Strategies for Teaching Students to Estimate

When students practice rounding numbers and estimating answers to problems, these ideas can guide them to get more precise over time.

 

The power of estimation in mathematics is well documented. Estimation gives students the outer limits, or the inner limits, in order to frame unfamiliar quantities. Publishers of math curricula know this and will almost always begin a topic of instruction (such as adding fractions or dividing whole numbers) with estimation.

I find, though, that many students struggle with estimation. For example, some become confused when rounding a five-digit number to the tens place because they don’t remember place values. Some don’t remember the rules for whether to round up or down. Others are simply turned off by a perceived lack of relevance—what’s the point of estimating numbers?

The best way I’ve found to both formatively assess students’ abilities to estimate and help them understand how to do a better job of estimating is to start with them. By talking through their solutions, sharing their personal anecdotes, and creating their own strategies, my students generate ways to understand estimating numbers. I share a few examples here.

NUMBER TALKS

During number talks, students explain the rationale behind their problem-solving. During a class with my fifth graders, I asked them to estimate the answer to 56,901 - 43,098. Most could round the first number to 50,000 or 60,000 and the second to 40,000 or 50,000 and then estimate 10,000 to 20,000 for an answer.

This makes them happy and surprisingly satisfied, and why shouldn’t it? Why does a child need to know how to round these numbers in a pattern yet? Isn’t it more important that they arrive at something reasonable first? As past classes had talks like this one, I began to notice something.

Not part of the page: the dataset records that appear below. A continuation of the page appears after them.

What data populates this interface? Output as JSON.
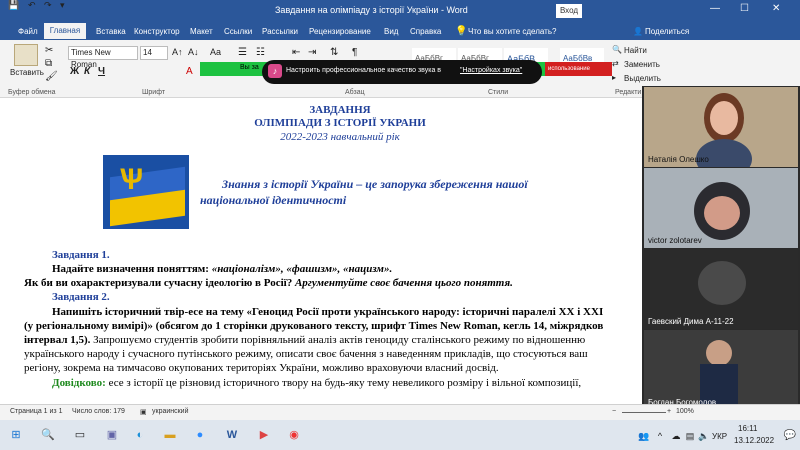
{
  "window": {
    "title": "Завдання на олімпіаду з історії України  -  Word",
    "signin": "Вход",
    "min_glyph": "—",
    "max_glyph": "☐",
    "close_glyph": "✕"
  },
  "quick_access": {
    "save_glyph": "💾",
    "undo_glyph": "↶",
    "redo_glyph": "↷",
    "more_glyph": "▾"
  },
  "tabs": [
    "Файл",
    "Главная",
    "Вставка",
    "Конструктор",
    "Макет",
    "Ссылки",
    "Рассылки",
    "Рецензирование",
    "Вид",
    "Справка"
  ],
  "tell_me": "Что вы хотите сделать?",
  "share": "Поделиться",
  "ribbon": {
    "paste": "Вставить",
    "clipboard_label": "Буфер обмена",
    "font_name": "Times New Roman",
    "font_size": "14",
    "font_label": "Шрифт",
    "paragraph_label": "Абзац",
    "styles_label": "Стили",
    "edit_label": "Редакти",
    "find": "Найти",
    "replace": "Заменить",
    "select": "Выделить",
    "styles": [
      "АаБбВг",
      "АаБбВг",
      "АаБбВ",
      "АаБбВв"
    ],
    "bold": "Ж",
    "italic": "К",
    "underline": "Ч"
  },
  "overlay": {
    "left_text": "Вы за",
    "audio_text": "Настроить профессиональное качество звука в",
    "audio_link": "\"Настройках звука\"",
    "red_text": "использование"
  },
  "document": {
    "h1": "ЗАВДАННЯ",
    "h2": "ОЛІМПІАДИ З ІСТОРІЇ УКРАНИ",
    "h3": "2022-2023 навчальний рік",
    "quote_line1": "Знання з історії України – це запорука збереження нашої",
    "quote_line2": "національної ідентичності",
    "task1_title": "Завдання 1.",
    "task1_line1_lead": "Надайте визначення поняттям: ",
    "task1_line1_terms": "«націоналізм», «фашизм», «нацизм».",
    "task1_line2_q": "Як би ви охарактеризували сучасну ідеологію в Росії? ",
    "task1_line2_arg": "Аргументуйте своє бачення цього поняття.",
    "task2_title": "Завдання 2.",
    "task2_line1": "Напишіть історичний твір-есе на тему «Геноцид Росії проти українського народу: історичні паралелі XX і XXI",
    "task2_line2": "(у регіональному вимірі)» (обсягом до 1 сторінки друкованого тексту, шрифт Times New Roman, кегль 14, міжрядков",
    "task2_line3_bold": "інтервал 1,5). ",
    "task2_line3_rest": "Запрошуємо студентів зробити порівняльний аналіз актів геноциду сталінського режиму по відношенню",
    "task2_line4": "українського народу і сучасного путінського режиму, описати своє бачення з наведенням прикладів, що стосуються ваш",
    "task2_line5": "регіону, зокрема на тимчасово окупованих територіях України, можливо враховуючи власний досвід.",
    "note_label": "Довідково:",
    "note_text": " есе з історії це різновид історичного твору на будь-яку тему невеликого розміру і вільної композиції,"
  },
  "video": {
    "p1": "Наталія Олешко",
    "p2": "victor zolotarev",
    "p3": "Гаевский Дима А-11-22",
    "p4": "Богдан Богомолов"
  },
  "status": {
    "page": "Страница 1 из 1",
    "words": "Число слов: 179",
    "lang": "украинский",
    "zoom": "100%"
  },
  "taskbar": {
    "time": "16:11",
    "date": "13.12.2022",
    "lang": "УКР"
  }
}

Kids with better number sense would sometimes round to the second digit instead of the first. For example, these more proficient students might round to 57,000 and 43,000 and come up with an estimate of 14,000. That satisfied them as they had a stronger number sense to understand it.

Oftentimes students approach solving problems through ways that make sense to them but that are not necessarily theoretical or practical. They see it as a way to minimize the time and effort involved. And while they are learning, sometimes a very rough estimate is just fine.

 

GETTING ON THE BOARD

During one class, a student shared that he thought of rounding as being like a bull’s-eye. He played darts and the idea sprang to life as he spoke. He said the answer was in the middle of the board, and he was just trying to get on the board.

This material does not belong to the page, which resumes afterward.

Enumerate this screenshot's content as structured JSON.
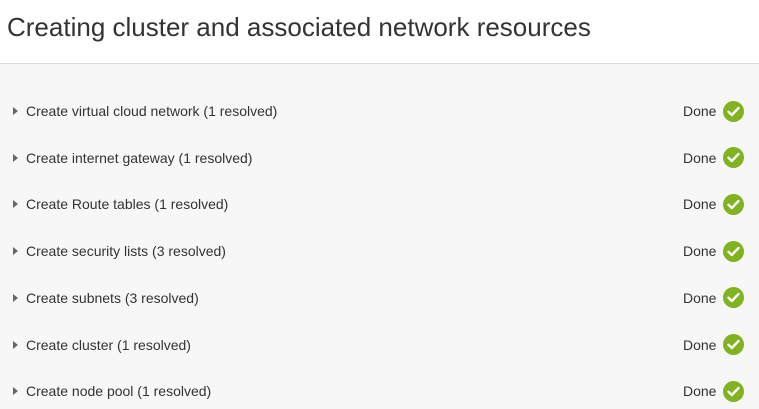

After a fun talk, our classroom decided there were times when just getting on the board was probably OK. When students feel comfortable and confident, as was the case here when my student explained his rationale in rounding or estimating numbers, they feel empowered. Now in my classroom, we value getting on the board.

BUT SOMETIMES PRECISION IS IMPORTANT

I value my students’ problem-solving rationale. But they still need to know the “real world” relevance of precision. I need to support them in becoming more skilled in reasoning and problem-solving—it’s my job to help them learn how to aim for the bull’s-eye. To do this, I have a perfect scenario that a student once gave me.

He told me, “Sometimes Mom lets me buy things at the grocery store. She gives me money and tells me I have five minutes to buy as much as I can with it. Whatever I don’t spend goes back to her.”

“But how is that like rounding?” I asked.

“I don’t have paper or pencil, so I have to round anything I want to buy, then add it up to make sure that it’s less than five dollars. But if I round too fast, then I probably won’t get to use as much of the five bucks as I can.”

I present that to students with a scenario like this: “Your mom gives you five dollars. She tells you that you can buy whatever you want, just not go over five dollars. There is no tax. You’ve only got a few minutes because Mom is in a hurry, and you are not allowed to write anything down. Estimate what items you can purchase (you have no pencil).”

Potential purchases:

Gummies: $1.63

Soda: $1.52

Toy: $1.72

Some students conclude that they can buy only two items, while another suggests that they can purchase all three. This usually prompts a classroom discussion around the idea of rounding to different place values. Kids now discover that there are merits to precision—it makes all the difference between buying just two items or all three.

EXTENDING STUDENT LEARNING

Often students will round numbers depending on the context. But to assess how they generalize estimation, try these suggestions. Give them problems to solve without stories behind them, or ask them to create their own problems—you can even challenge them to create their own contexts.

These suggestions could lead to great discussions illustrating how students rationalize their answers, get on the board, or bring in real-life examples to solve math problems. Once they feel validated and empowered in their ability to estimate, they have in their hand's powerful tools that can put them on the board to solve a problem that a test, or life, gives them.